Published online by Cambridge University Press: 18 December 2021
This chapter examines the resurfacing of populism and its muchdiscussed and documented adoption and enactment by leaders and citizens. More specifically and in the Freirean (1970) ‘problem posing’ tradition, this chapter discusses reasons for this (re-)emergence and its effects on people's daily lives and their participation in community life against the wider political–economic background, two areas central to much community development theory and practice.
Trying to understand the genesis of contemporary ‘populism(s)’, the study focuses on the ‘populus’, the ‘people’, both as ‘objects’ of populist impositions and processes and as their ‘subjects’, indeed, their co-producers. The first question posed is: what is going on with and around people – especially their modalities of ‘being’ and ‘relating’ – rendering them more ‘prone’ to being influenced by populisms and become populisms’ ‘accomplices’? Second, what role do social media play in this imposition/complicity dialectic? Indeed, social media powerfully invade and interpenetrate all levels and processes of the political economy, of people's everyday experiences and their subjective-affective lives, and they infest the mediating institutions operating ‘between’ the virtual global and the imperceptible hereand-now. Finally, a third question: what is the effect of such socially mediated populism on communities and on efforts to (re)develop and maintain them?

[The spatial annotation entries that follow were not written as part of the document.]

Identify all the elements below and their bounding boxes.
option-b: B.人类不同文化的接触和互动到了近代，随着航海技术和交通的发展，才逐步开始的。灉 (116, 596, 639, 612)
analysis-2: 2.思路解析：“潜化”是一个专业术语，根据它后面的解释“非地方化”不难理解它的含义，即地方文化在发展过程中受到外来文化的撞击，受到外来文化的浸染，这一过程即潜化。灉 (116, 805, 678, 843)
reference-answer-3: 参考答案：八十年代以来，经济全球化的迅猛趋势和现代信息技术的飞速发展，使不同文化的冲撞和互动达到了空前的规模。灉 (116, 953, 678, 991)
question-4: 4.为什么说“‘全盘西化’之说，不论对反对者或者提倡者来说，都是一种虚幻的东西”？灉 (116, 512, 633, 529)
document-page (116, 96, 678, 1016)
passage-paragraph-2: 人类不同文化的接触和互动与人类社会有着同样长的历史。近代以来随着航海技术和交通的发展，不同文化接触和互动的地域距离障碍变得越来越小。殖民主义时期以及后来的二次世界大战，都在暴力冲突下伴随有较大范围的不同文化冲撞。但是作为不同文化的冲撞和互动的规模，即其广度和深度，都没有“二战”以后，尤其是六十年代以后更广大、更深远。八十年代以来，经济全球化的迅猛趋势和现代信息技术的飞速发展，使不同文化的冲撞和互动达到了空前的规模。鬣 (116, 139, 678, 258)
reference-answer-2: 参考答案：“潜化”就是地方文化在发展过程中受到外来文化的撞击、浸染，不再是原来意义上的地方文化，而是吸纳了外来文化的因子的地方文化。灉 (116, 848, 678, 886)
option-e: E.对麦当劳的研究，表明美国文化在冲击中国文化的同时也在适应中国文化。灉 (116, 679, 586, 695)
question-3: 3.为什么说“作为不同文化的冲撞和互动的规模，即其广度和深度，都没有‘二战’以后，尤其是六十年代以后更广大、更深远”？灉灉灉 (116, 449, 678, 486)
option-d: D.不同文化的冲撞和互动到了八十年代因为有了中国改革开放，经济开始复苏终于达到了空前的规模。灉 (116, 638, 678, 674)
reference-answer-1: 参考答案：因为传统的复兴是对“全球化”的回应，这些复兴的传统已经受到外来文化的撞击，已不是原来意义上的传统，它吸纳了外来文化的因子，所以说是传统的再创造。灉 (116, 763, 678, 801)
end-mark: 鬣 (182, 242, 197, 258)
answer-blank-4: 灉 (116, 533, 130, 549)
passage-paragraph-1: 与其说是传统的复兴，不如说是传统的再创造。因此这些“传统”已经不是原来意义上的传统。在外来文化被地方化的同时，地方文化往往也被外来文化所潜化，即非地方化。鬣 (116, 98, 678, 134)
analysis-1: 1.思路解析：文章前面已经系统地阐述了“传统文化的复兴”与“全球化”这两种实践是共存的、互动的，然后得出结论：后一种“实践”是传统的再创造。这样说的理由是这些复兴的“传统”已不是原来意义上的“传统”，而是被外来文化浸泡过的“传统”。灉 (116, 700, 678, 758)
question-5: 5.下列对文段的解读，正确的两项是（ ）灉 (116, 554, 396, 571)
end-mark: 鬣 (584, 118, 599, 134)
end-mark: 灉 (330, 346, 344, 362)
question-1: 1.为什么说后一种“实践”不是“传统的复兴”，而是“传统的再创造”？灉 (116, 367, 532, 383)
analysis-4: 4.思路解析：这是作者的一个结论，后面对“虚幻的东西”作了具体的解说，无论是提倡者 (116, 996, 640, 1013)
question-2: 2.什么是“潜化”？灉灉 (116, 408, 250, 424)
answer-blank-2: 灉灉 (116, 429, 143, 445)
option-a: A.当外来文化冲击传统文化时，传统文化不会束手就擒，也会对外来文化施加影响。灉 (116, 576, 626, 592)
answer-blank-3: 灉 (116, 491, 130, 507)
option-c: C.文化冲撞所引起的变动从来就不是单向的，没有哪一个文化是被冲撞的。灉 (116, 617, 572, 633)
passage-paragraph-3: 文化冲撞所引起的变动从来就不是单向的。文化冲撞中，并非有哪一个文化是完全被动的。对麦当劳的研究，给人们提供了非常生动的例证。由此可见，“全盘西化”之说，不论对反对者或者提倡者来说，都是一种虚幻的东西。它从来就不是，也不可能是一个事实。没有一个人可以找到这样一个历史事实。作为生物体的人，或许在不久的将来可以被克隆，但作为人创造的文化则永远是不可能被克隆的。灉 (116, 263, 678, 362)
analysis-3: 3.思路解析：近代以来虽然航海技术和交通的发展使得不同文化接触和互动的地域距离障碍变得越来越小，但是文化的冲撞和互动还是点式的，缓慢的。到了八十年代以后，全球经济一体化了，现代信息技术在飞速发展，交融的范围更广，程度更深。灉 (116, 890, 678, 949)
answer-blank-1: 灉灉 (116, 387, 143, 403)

Some ideas about ways to resist the (combined) assault of populism and social media and restart the project of democracy conclude the chapter.
Understanding modern populism(s): revisiting Arendt, Orwell and others
I wonder what Hannah Arendt would say about politics, power, the ‘mob’ and the ‘masses’ today, nearly 70 years after The Origins of Totalitarianism (1951) appeared. She saw the rise of totalitarianism occurring in a context where social pathologies had accumulated, eroding the conditions for a viable public life and destroying the necessary balance between personal autonomy and collective will. For Arendt, pathologies rendering populations amenable to ‘totalitarian’ ideas in the early part of the 20th century included the violent spread of imperialist capital(ism) and colonial suppression and how the ruling classes had transformed the state into an instrument to protect and further their own interests.